Ein Christ nährt sich mit ew’gen Dingen,
Die süß, und doch unsichtbar sind,
Und Christus lässt es ihm gelingen. –
O werd‘ in Einfalt Gottes Kind!

Zinzendorf, Nikolaus von – Stille und Gelassenheit des Herzens.

O anbetungswürd’ges Wesen,
Allen Kranken zum Genesen,
Aller Angst zum Trost erlesen:
Meine Augen seh’n auf Dich!

HErr der himmlischen Naturen,
HErr der menschlichen Naturen,
HErr von allen Kreaturen,
Aber auch mein lieber HErr:

Deine Hand ist immer rege,
Aber Deine Stundenschläge
Richten sich doch allewege
Nach dem vorbestimmten Nu.

Ohne Deine Huld zu spüren,
Ohne Deines Geistes Rühren
Kann sich Niemand selig führen;
Ohne Dich gelinget Nichts.

Darum lehr‘ uns stille werden
In den Sinnen und Gebärden!
Dies erspart auf Meer und Erden
Uns viel tausend Sorg‘ und Not.

Haben wir uns Dir verpfändet,
Und nicht von Dir abgewendet,
So wird Alles wohl vollendet,
Früher, später, das ist gleich!

(2. Febr. 1729.)

Franck, Salomo – Mein Jesu, wahre Ruh der Frommen.

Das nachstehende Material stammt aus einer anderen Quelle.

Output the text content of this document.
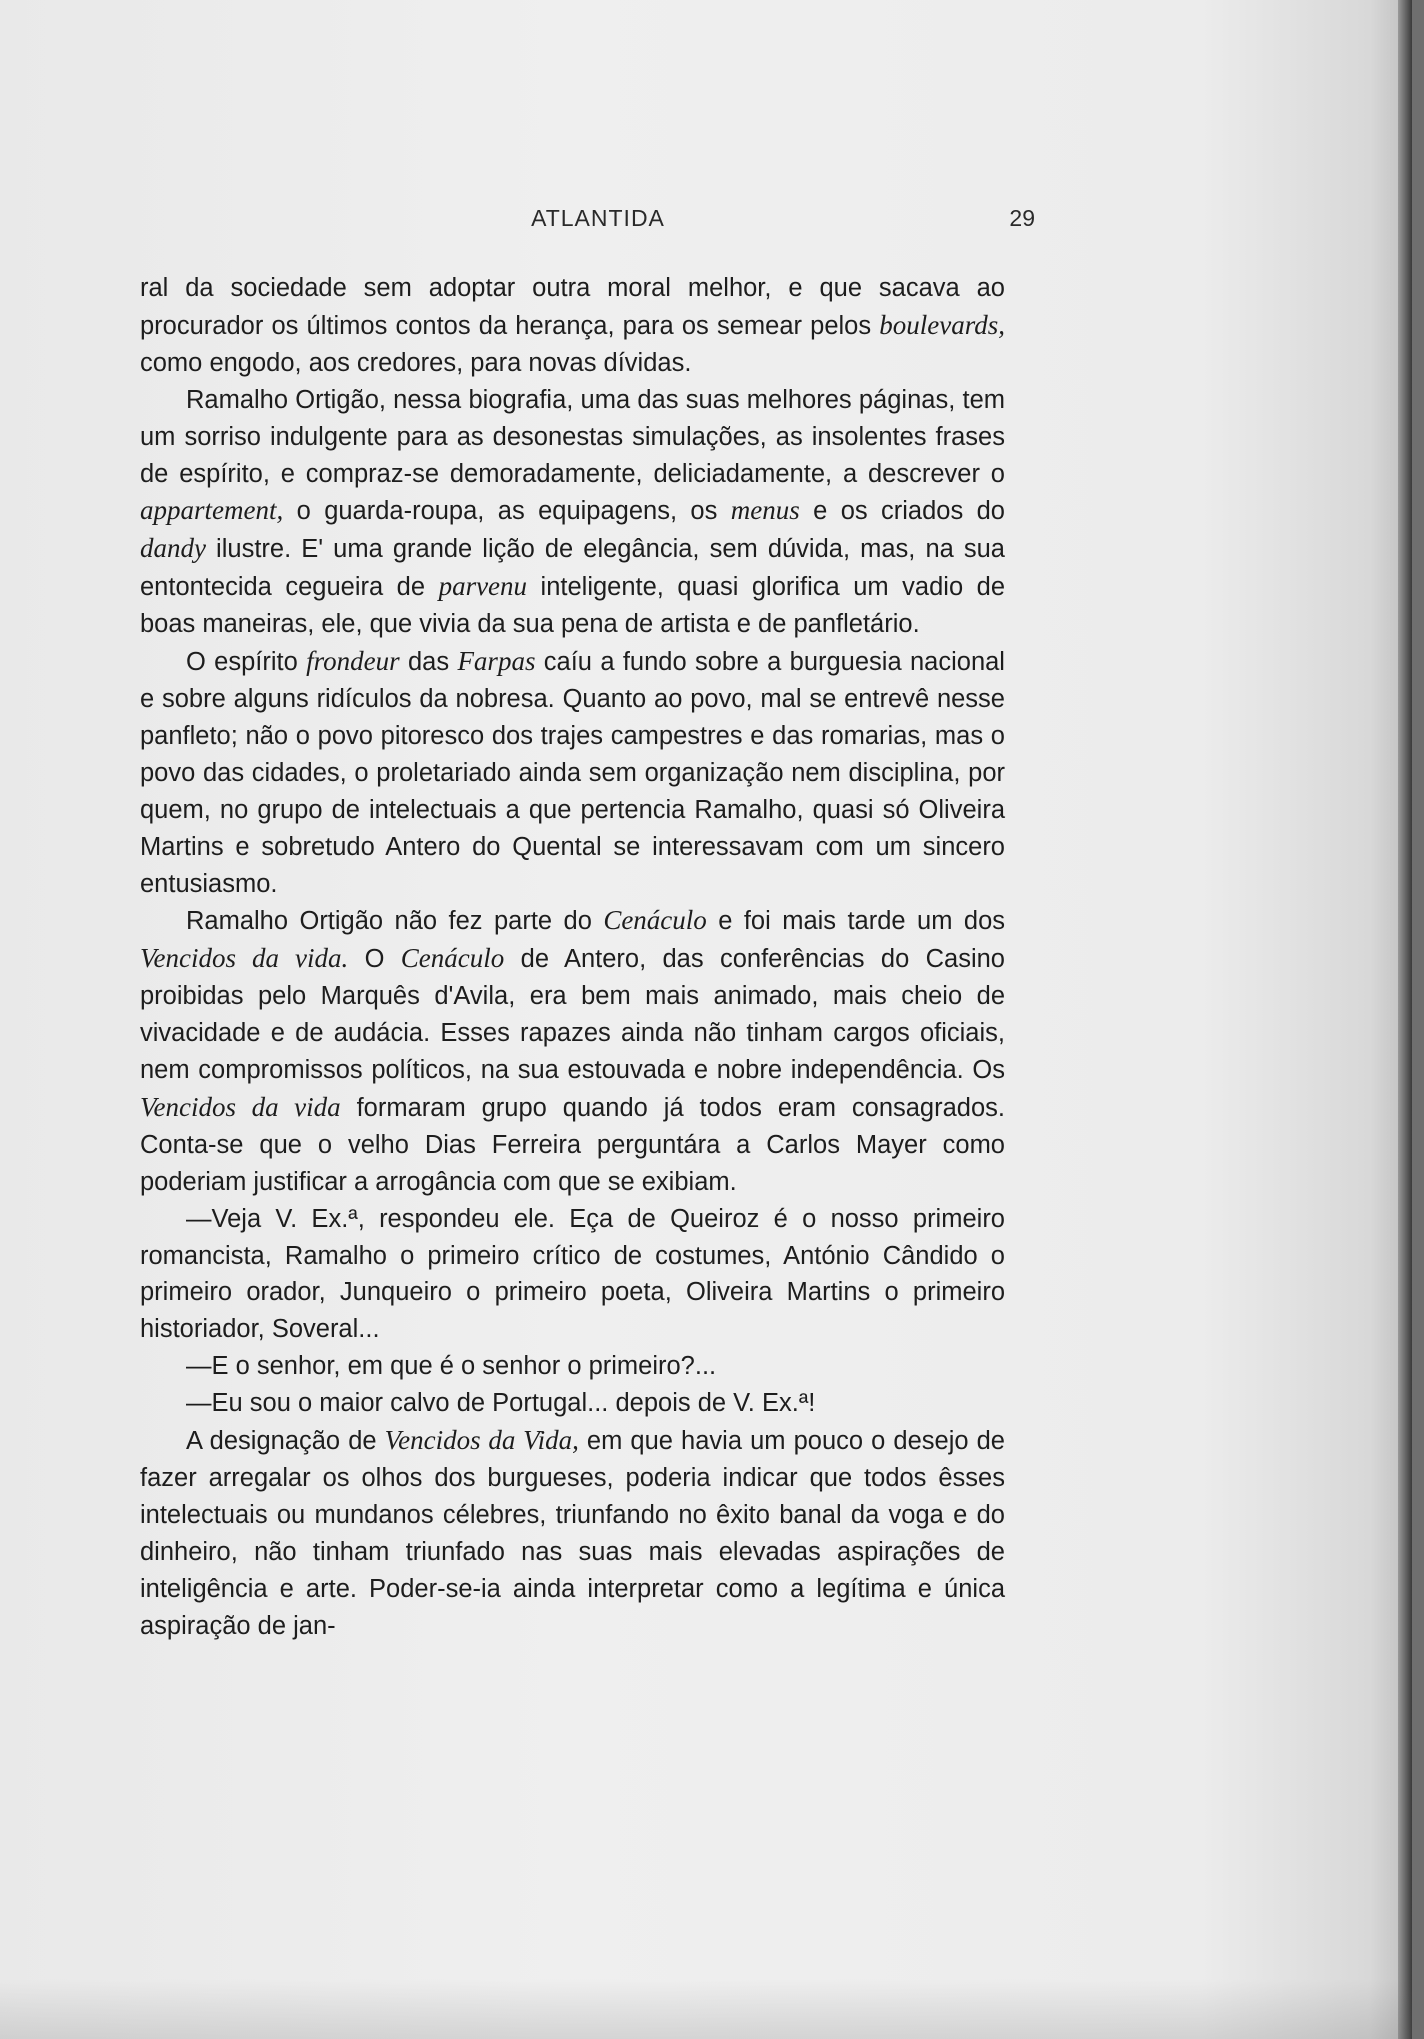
ATLANTIDA	29

ral da sociedade sem adoptar outra moral melhor, e que sacava ao procurador os últimos contos da herança, para os semear pelos boulevards, como engodo, aos credores, para novas dívidas.

Ramalho Ortigão, nessa biografia, uma das suas melhores páginas, tem um sorriso indulgente para as desonestas simulações, as insolentes frases de espírito, e compraz-se demoradamente, deliciadamente, a descrever o appartement, o guarda-roupa, as equipagens, os menus e os criados do dandy ilustre. E' uma grande lição de elegância, sem dúvida, mas, na sua entontecida cegueira de parvenu inteligente, quasi glorifica um vadio de boas maneiras, ele, que vivia da sua pena de artista e de panfletário.

O espírito frondeur das Farpas caíu a fundo sobre a burguesia nacional e sobre alguns ridículos da nobresa. Quanto ao povo, mal se entrevê nesse panfleto; não o povo pitoresco dos trajes campestres e das romarias, mas o povo das cidades, o proletariado ainda sem organização nem disciplina, por quem, no grupo de intelectuais a que pertencia Ramalho, quasi só Oliveira Martins e sobretudo Antero do Quental se interessavam com um sincero entusiasmo.

Ramalho Ortigão não fez parte do Cenáculo e foi mais tarde um dos Vencidos da vida. O Cenáculo de Antero, das conferências do Casino proibidas pelo Marquês d'Avila, era bem mais animado, mais cheio de vivacidade e de audácia. Esses rapazes ainda não tinham cargos oficiais, nem compromissos políticos, na sua estouvada e nobre independência. Os Vencidos da vida formaram grupo quando já todos eram consagrados. Conta-se que o velho Dias Ferreira perguntára a Carlos Mayer como poderiam justificar a arrogância com que se exibiam.

—Veja V. Ex.ª, respondeu ele. Eça de Queiroz é o nosso primeiro romancista, Ramalho o primeiro crítico de costumes, António Cândido o primeiro orador, Junqueiro o primeiro poeta, Oliveira Martins o primeiro historiador, Soveral...

—E o senhor, em que é o senhor o primeiro?...

—Eu sou o maior calvo de Portugal... depois de V. Ex.ª!

A designação de Vencidos da Vida, em que havia um pouco o desejo de fazer arregalar os olhos dos burgueses, poderia indicar que todos êsses intelectuais ou mundanos célebres, triunfando no êxito banal da voga e do dinheiro, não tinham triunfado nas suas mais elevadas aspirações de inteligência e arte. Poder-se-ia ainda interpretar como a legítima e única aspiração de jan-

Mel. Wer nur den lieben Gott.
Gedruckt 1711

Mein Jesu, wahre Ruh der Frommen,
Ach, hilf durch deine große Treu,
Daß ich mir selber ganz genommen,
Daß ich dir ganz gelassen sei!
Ach Jesu, laß in Freud und Pein
Mein Herz, dein Herz ein Herze sein!

Herr Jesu, senke meinen Willen
In deinen Willen jederzeit!
Laß mich nichts denken, nichts erfüllen,
Als was dein Wille mir gebeut!
Ach Jesu, laß in Freud und Pein
Mein Herz, dein Herz ein Herze sein!

Hilf, daß ich dir alleine lebe,
Mir aber ganz verstorben sei,
Daß ich mich dir ganz übergebe,
Und bis in Tod dir bleibe treu!
Ach Jesu, laß in Freud und Pein
Mein Herz, dein Herz ein Herze sein!

So schwelge dann in Liebesflammen,
Du höchstes Licht, du süße Gluth,
Dein und mein Herze ganz zusammen
Und gib dich mir, du höchstes Gut
Ach Jesu, laß in Freud und Pein
Mein Herz, dein Herz ein Herze sein!

Mein Herz ist von mir ausgegangen,
Und du mein Heiland ein zu mir!
Laß es an deinem Herzen hangen,
So hab ich schon den Himmel hier!
Ach Jesu, laß in Freud und Pein
Mein Herz, dein Herz ein Herze sein!